Non vado oltre, ma provo a tirare qualche conclusione. Alla presentazione dell’ultimo rapporto dell’Osservatorio Gino Marchet i manager della logistica hanno ripetuto il mantra del “rendere più attrattive le nostre aziende”. A giudicare dagli aumenti salariali del rinnovo contrattuale o hanno deciso di fare le nozze coi fichi secchi oppure hanno adottato una strategia a geometria variabile, concedendo pochissimo a livello nazionale e rassegnandosi a fare qualche concessione a livello locale, in particolare in quei siti dove i sindacati di base godono di rapporti di forza più favorevoli.

Soprattutto quei manager apparivano più intimoriti dalle inchieste della Procura di Milano che dagli scioperi. Un atteggiamento che ricorda il rinnovo della vigilanza privata, il settore coi salari più bassi in Italia (quelli dei fiduciari secondo i giudici milanesi e torinesi violano l’articolo 36 della Costituzione), nonostante la crescita dei fatturati. Dopo la firma del rinnovo nel maggio del 2023 i clamorosi e diffusi casi di lavoro sottopagato, sfruttamento e minacce portati alla luce dalla magistratura hanno spinto le stesse organizzazioni datoriali a riaprire la partita contrattuale, che a febbraio hanno firmato un nuovo accordo salariale con aumenti ben più generosi. Prima ancora, nell’ottobre 2023, Sicuritalia, una delle aziende più colpite dagli scandali, aveva sottoscritto aumenti del 38%.
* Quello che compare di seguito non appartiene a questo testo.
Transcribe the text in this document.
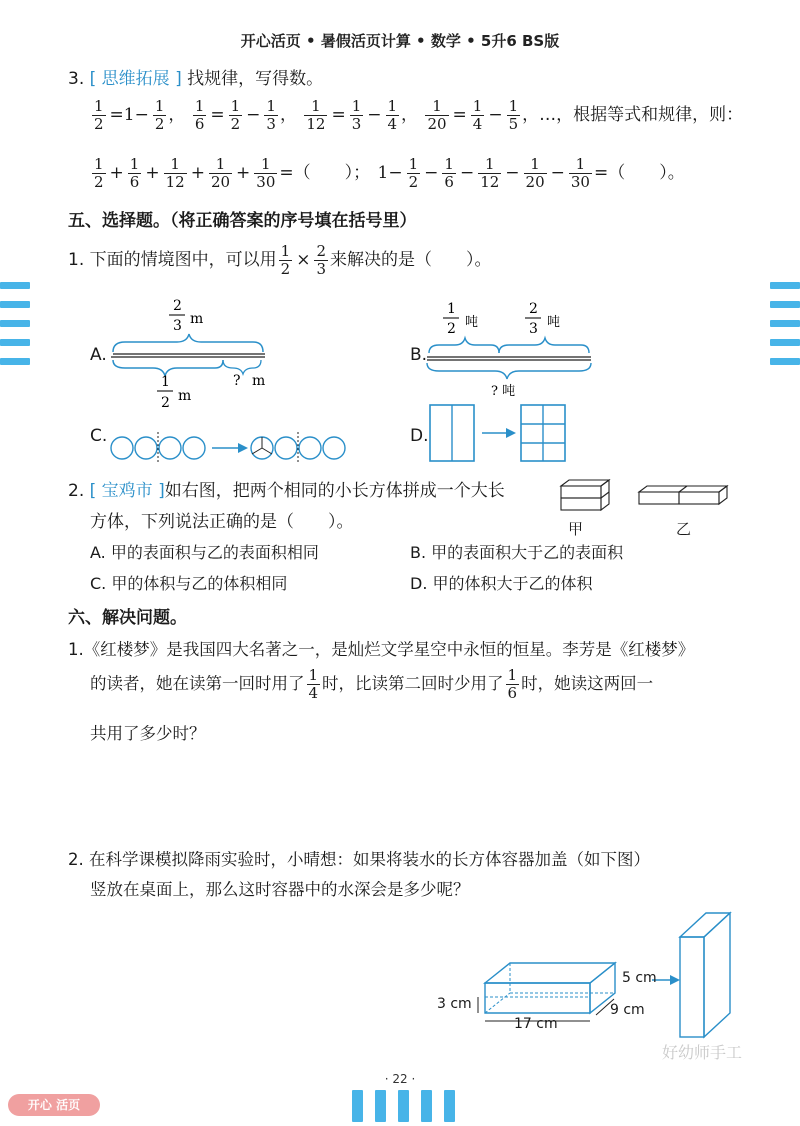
开心活页 • 暑假活页计算 • 数学 • 5升6 BS版
3. [ 思维拓展 ] 找规律，写得数。
$\frac{1}{2} =1- \frac{1}{2}$ ， $\frac{1}{6} = \frac{1}{2} - \frac{1}{3}$ ， $\frac{1}{12} = \frac{1}{3} - \frac{1}{4}$ ， $\frac{1}{20} = \frac{1}{4} - \frac{1}{5}$ ，…，根据等式和规律，则：
$\frac{1}{2} + \frac{1}{6} + \frac{1}{12} + \frac{1}{20} + \frac{1}{30}$ =（　　）； $1- \frac{1}{2} - \frac{1}{6} - \frac{1}{12} - \frac{1}{20} - \frac{1}{30}$ =（　　）。
五、选择题。（将正确答案的序号填在括号里）
1. 下面的情境图中，可以用 $\frac{1}{2} \times \frac{2}{3}$ 来解决的是（　　）。
A.
2
3 m
1
2 m
? m
B.
1
2 吨
2
3 吨
? 吨
C.	D.
2. [ 宝鸡市 ]如右图，把两个相同的小长方体拼成一个大长
方体，下列说法正确的是（　　）。	甲	乙
A. 甲的表面积与乙的表面积相同	B. 甲的表面积大于乙的表面积
C. 甲的体积与乙的体积相同	D. 甲的体积大于乙的体积
六、解决问题。
1.《红楼梦》是我国四大名著之一，是灿烂文学星空中永恒的恒星。李芳是《红楼梦》
的读者，她在读第一回时用了 $\frac{1}{4}$ 时，比读第二回时少用了 $\frac{1}{6}$ 时，她读这两回一
共用了多少时？
2. 在科学课模拟降雨实验时，小晴想：如果将装水的长方体容器加盖（如下图）
竖放在桌面上，那么这时容器中的水深会是多少呢？
3 cm
17 cm
9 cm
5 cm
好幼师手工
· 22 ·
开心 活页
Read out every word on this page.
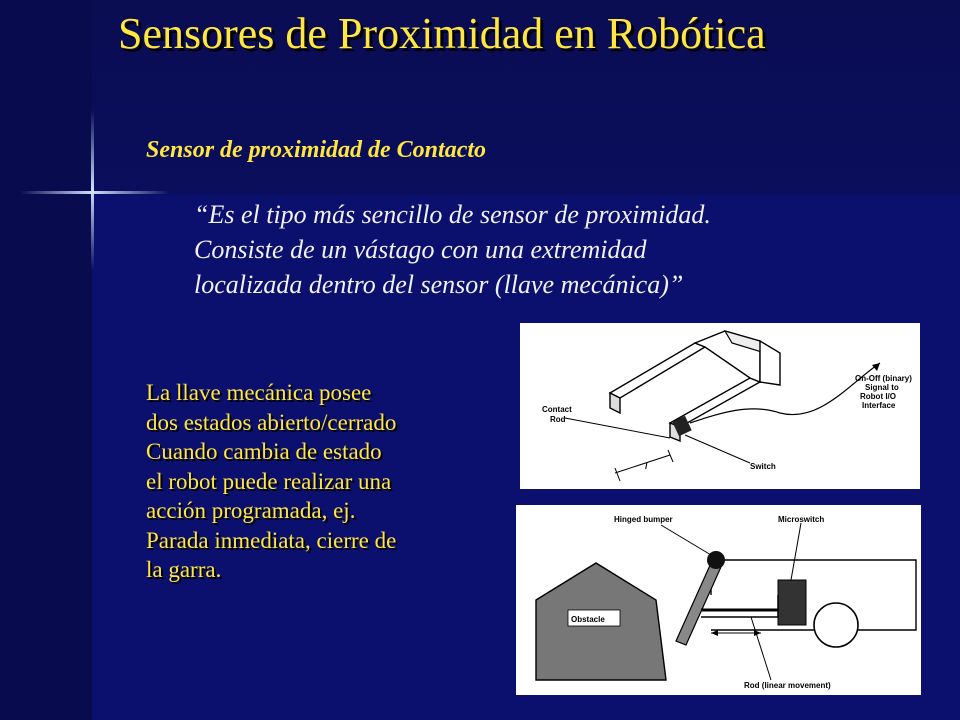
Sensores de Proximidad en Robótica
Sensor de proximidad de Contacto
“Es el tipo más sencillo de sensor de proximidad.
Consiste de un vástago con una extremidad
localizada dentro del sensor (llave mecánica)”
La llave mecánica posee
dos estados abierto/cerrado
Cuando cambia de estado
el robot puede realizar una
acción programada, ej.
Parada inmediata, cierre de
la garra.
Contact
Rod
On-Off (binary)
Signal to
Robot I/O
Interface
Switch
l
Obstacle
Hinged bumper	Microswitch
Rod (linear movement)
Insomma in un quadro europeo (a cui l’Italia non sfugge), in cui settori di lavoro in gran parte a bassa qualifica e bassi salari registrano una carenza di manodopera, i grandi sindacati italiani, a differenza dei loro omologhi europei, non colgono l’occasione. Una scelta singolare, soprattutto nella logistica, dove in questi anni si è registrata una propensione alla lotta che ha prodotto anche risultati significativi (si pensi all’ingresso del sindacato in Amazon) e in una fase in cui la contemporanea rottura sul contratto dei metalmeccanici e il braccio di ferro degli autoferrotranvieri (con un recente sciopero di 24 ore senza fasce di garanzia) avrebbero consentito di sommare le forze di tre settori chiave. Quando ero delegato spesso i colleghi mi chiedevano perché non fare causa invece di ricorrere a iniziative sindacali. E io rispondevo che andare in tribunale di solito è un’ammissione di debolezza nel posto di lavoro e che i tempi della giustizia sono infiniti. Oggi, di fronte a episodi in cui il sindacato si fa fare concorrenza dalla Procura di Milano, sosterrei ancora la stessa tesi…  ma certo avrei qualche difficoltà in più.